By contradiction: let $\mathbb{A}^n=l_1\cup\dots\cup l_n$ where $l_i$ is the line in $\mathbb{A}^n$ ($l_i$ is a closed subset of $\mathbb{A}^n$). Then we get a contradiction since $\mathbb{A}^n$ is an irreducible topological space, so it cannot be written as a finite union of proper non-empty closed subsets.
However, I am confused if I need $k$ to be algebraically closed. I know $k$ must to be infinite for sure since $\mathbb{A}^n$ is a finite set over a finite field $k$. Also, do we even consider $\mathbb{A}^n$ to be irreducible in that case i.e. $k$ is a finite field?
 A: The hypothesis $k$ algebraically closed is redundant. $k$ infinite is enough to get the result.
We can even prove the stronger result that an affine space $E$ over an infinite field $k$ can’t be the finite union of proper affine subspaces $E_1, \dots E_n$. Considering the underlying linear subspaces, it is enough to prove the similar result for linear subspaces.

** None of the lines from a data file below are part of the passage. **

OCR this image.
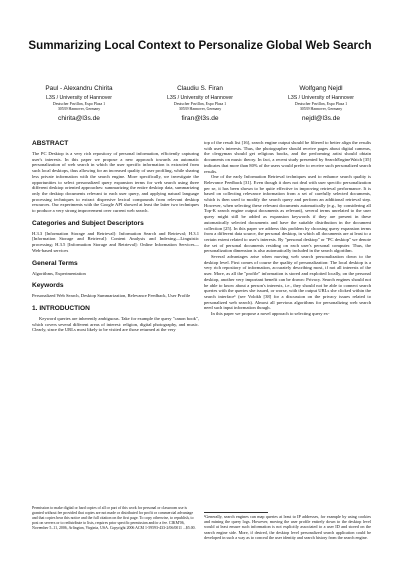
Summarizing Local Context to Personalize Global Web Search
Paul - Alexandru Chirita
L3S / University of Hannover
Deutscher Pavillon, Expo Plaza 1
30539 Hannover, Germany
chirita@l3s.de
Claudiu S. Firan
L3S / University of Hannover
Deutscher Pavillon, Expo Plaza 1
30539 Hannover, Germany
firan@l3s.de
Wolfgang Nejdl
L3S / University of Hannover
Deutscher Pavillon, Expo Plaza 1
30539 Hannover, Germany
nejdl@l3s.de
ABSTRACT

The PC Desktop is a very rich repository of personal information, efficiently capturing user's interests. In this paper we propose a new approach towards an automatic personalization of web search in which the user specific information is extracted from such local desktops, thus allowing for an increased quality of user profiling, while sharing less private information with the search engine. More specifically, we investigate the opportunities to select personalized query expansion terms for web search using three different desktop oriented approaches: summarizing the entire desktop data, summarizing only the desktop documents relevant to each user query, and applying natural language processing techniques to extract dispersive lexical compounds from relevant desktop resources. Our experiments with the Google API showed at least the latter two techniques to produce a very strong improvement over current web search.

Categories and Subject Descriptors

H.3.3 [Information Storage and Retrieval]: Information Search and Retrieval; H.3.1 [Information Storage and Retrieval]: Content Analysis and Indexing—Linguistic processing; H.3.5 [Information Storage and Retrieval]: Online Information Services—Web-based services

General Terms

Algorithms, Experimentation

Keywords

Personalized Web Search, Desktop Summarization, Relevance Feedback, User Profile

1. INTRODUCTION

Keyword queries are inherently ambiguous. Take for example the query "canon book", which covers several different areas of interest: religion, digital photography, and music. Clearly, since the URLs most likely to be visited are those returned at the very

Permission to make digital or hard copies of all or part of this work for personal or classroom use is granted without fee provided that copies are not made or distributed for profit or commercial advantage and that copies bear this notice and the full citation on the first page. To copy otherwise, to republish, to post on servers or to redistribute to lists, requires prior specific permission and/or a fee. CIKM'06, November 5–11, 2006, Arlington, Virginia, USA. Copyright 2006 ACM 1-59593-433-2/06/0011 ...$5.00.

top of the result list [16], search engine output should be filtered to better align the results with user's interests. Thus, the photographer should receive pages about digital cameras, the clergyman should get religious books, and the performing artist should obtain documents on music theory. In fact, a recent study presented by SearchEngineWatch [35] indicates that more than 80% of the users would prefer to receive such personalized search results.

One of the early Information Retrieval techniques used to enhance search quality is Relevance Feedback [31]. Even though it does not deal with user specific personalization per se, it has been shown to be quite effective in improving retrieval performance. It is based on collecting relevance information from a set of carefully selected documents, which is then used to modify the search query and perform an additional retrieval step. However, when selecting these relevant documents automatically (e.g., by considering all Top-K search engine output documents as relevant), several terms unrelated to the user query might still be added as expansion keywords if they are present in these automatically selected documents and have the suitable distribution in the document collection [25]. In this paper we address this problem by choosing query expansion terms from a different data source, the personal desktop, in which all documents are at least to a certain extent related to user's interests. By "personal desktop" or "PC desktop" we denote the set of personal documents residing on each user's personal computer. Thus, the personalization dimension is also automatically included in the search algorithm.

Several advantages arise when moving web search personalization down to the desktop level. First comes of course the quality of personalization: The local desktop is a very rich repository of information, accurately describing most, if not all interests of the user. More, as all the "profile" information is stored and exploited locally, on the personal desktop, another very important benefit can be drawn: Privacy. Search engines should not be able to know about a person's interests, i.e., they should not be able to connect search queries with the queries she issued, or worse, with the output URLs she clicked within the search interface¹ (see Volokh [38] for a discussion on the privacy issues related to personalized web search). Almost all previous algorithms for personalizing web search need such input information though.

In this paper we propose a novel approach to selecting query ex-

¹Generally, search engines can map queries at least to IP addresses, for example by using cookies and mining the query logs. However, moving the user profile entirely down to the desktop level would at least ensure such information is not explicitly associated to a user ID and stored on the search engine side. More, if desired, the desktop level personalized search application could be developed in such a way as to conceal the user identity and search history from the search engine.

For the proof we  denote $F_i= E_1 \cup \dots E_i$ and proceed by induction. The result is clear for $n=1$ as $E_1$ is supposed to be a proper linear subspace.
Suppose that $n \ge 2$ and assume by contradiction that $E=F_n$. According to induction hypothesis, $E\neq F_{n-1}$. So it exists $x \in E \setminus F_{n-1}$. Let also $y$ be in $E \setminus E_n$.
The map $u : k \to E$ defined by $u(\lambda)= \lambda x +y$ is taking values in $F_{n-1}$ as $\lambda x +y \in E_n$ implies $y \in E_n$. As $k$ is supposed to be infinite, it exists $\alpha \neq \beta$ and $j \le n-1$ such that $u(\alpha),u(\beta) \in E_j$. This leads to the contradiction
$$x =(\alpha-\beta)^{-1}(u(\alpha)-u(\beta)) \in E_j.$$